In the Moscow-controlled city of Oleshky, Lera, 19, told The Associated Press the first floor of her home was flooded.
“Everything around us is floating. People are standing on rooftops and asking for help, but no one is evacuating them,” said Lera, who declined to give her last name for fear of reprisals.
Most Russian troops fled Oleshky shortly after the dam incident, Lera said, although a military checkpoint remains, and boats with people trying to leave have come under fire from soldiers.
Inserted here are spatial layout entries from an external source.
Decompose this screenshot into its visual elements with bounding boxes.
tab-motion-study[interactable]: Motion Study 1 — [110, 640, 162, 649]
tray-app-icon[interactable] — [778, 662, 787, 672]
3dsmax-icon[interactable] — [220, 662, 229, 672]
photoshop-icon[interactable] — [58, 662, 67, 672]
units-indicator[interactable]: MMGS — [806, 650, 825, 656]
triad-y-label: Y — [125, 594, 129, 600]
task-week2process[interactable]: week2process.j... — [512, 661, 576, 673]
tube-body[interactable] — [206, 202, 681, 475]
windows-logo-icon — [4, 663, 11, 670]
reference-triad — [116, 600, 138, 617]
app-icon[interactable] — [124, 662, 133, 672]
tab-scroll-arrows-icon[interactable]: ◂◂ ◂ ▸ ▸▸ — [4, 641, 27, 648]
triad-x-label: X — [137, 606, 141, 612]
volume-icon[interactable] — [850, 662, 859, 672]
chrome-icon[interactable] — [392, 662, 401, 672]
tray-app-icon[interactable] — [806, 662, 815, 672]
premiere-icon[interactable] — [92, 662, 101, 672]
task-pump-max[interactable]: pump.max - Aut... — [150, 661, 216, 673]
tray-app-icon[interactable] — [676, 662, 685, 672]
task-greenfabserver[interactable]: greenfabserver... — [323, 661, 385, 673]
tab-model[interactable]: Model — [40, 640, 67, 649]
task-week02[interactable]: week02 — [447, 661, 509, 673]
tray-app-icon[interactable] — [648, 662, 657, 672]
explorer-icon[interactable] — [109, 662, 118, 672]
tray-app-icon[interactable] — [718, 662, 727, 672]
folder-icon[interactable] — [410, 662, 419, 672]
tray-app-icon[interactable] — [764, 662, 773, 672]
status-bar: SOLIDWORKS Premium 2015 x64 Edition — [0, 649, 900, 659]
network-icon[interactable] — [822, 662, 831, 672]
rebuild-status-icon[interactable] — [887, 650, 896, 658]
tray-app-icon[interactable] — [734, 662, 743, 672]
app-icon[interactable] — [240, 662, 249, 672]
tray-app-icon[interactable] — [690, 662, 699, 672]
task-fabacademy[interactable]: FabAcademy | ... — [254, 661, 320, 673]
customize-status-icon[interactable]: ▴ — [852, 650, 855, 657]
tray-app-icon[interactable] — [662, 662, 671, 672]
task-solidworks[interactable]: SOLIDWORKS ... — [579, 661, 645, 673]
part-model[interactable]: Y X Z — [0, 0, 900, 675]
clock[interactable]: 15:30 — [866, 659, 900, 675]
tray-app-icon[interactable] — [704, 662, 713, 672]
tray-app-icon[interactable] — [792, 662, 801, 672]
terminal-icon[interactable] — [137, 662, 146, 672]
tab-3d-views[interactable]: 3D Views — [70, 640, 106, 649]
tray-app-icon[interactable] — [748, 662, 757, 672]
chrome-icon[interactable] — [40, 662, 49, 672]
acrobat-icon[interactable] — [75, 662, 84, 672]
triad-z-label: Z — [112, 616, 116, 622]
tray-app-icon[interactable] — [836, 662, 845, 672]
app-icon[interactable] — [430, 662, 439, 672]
Her claim could not be independently verified.
On Wednesday, Mr Zelenskyy met with officials on how to provide drinking water to residents in Ukrainian-held areas, as well as assess damage to wetlands, farms and other property from what he called “a crime of ecocide" and "a man-made strike on the environment, after which nature will have to recover for decades.”
He said he had shared intelligence with Ukraine's international partners a year ago showing there was a risk of the dam being targeted.
"We shared this information with our partners and all of them said yes, the risk is very high that the dam is going to be blown up," he said.
Nato Secretary General Jens Stoltenberg said he will chair a meeting on Thursday of an emergency co-ordination panel with Ukraine on the "outrageous destruction" of the dam.
The dam supplied water to the Zaporizhzhia nuclear plant and Crimea, which was annexed by Russia in 2014.
The United Nations nuclear chief Rafael Grossi said on Thursday that the watchdog intends to rotate inspectors at the Russian-held Zaporizhzhia nuclear plant next week, but that plans must be agreed with Russian and Ukrainian authorities, Russian state-owned news agency RIA reported.
Ukraine has been rapidly integrating combat jets sent from Eastern Europe to provide secure air power before launching a major counter-offensive, according to military sources.
Kyiv’s armoured brigades are now probing for a weakness in the Russian front line before striking, potentially next week, analysts said.
The latest satellite imagery and geolocated intelligence suggests Ukraine’s main incursions are occurring south of Donetsk and around the besieged town of Bakhmut.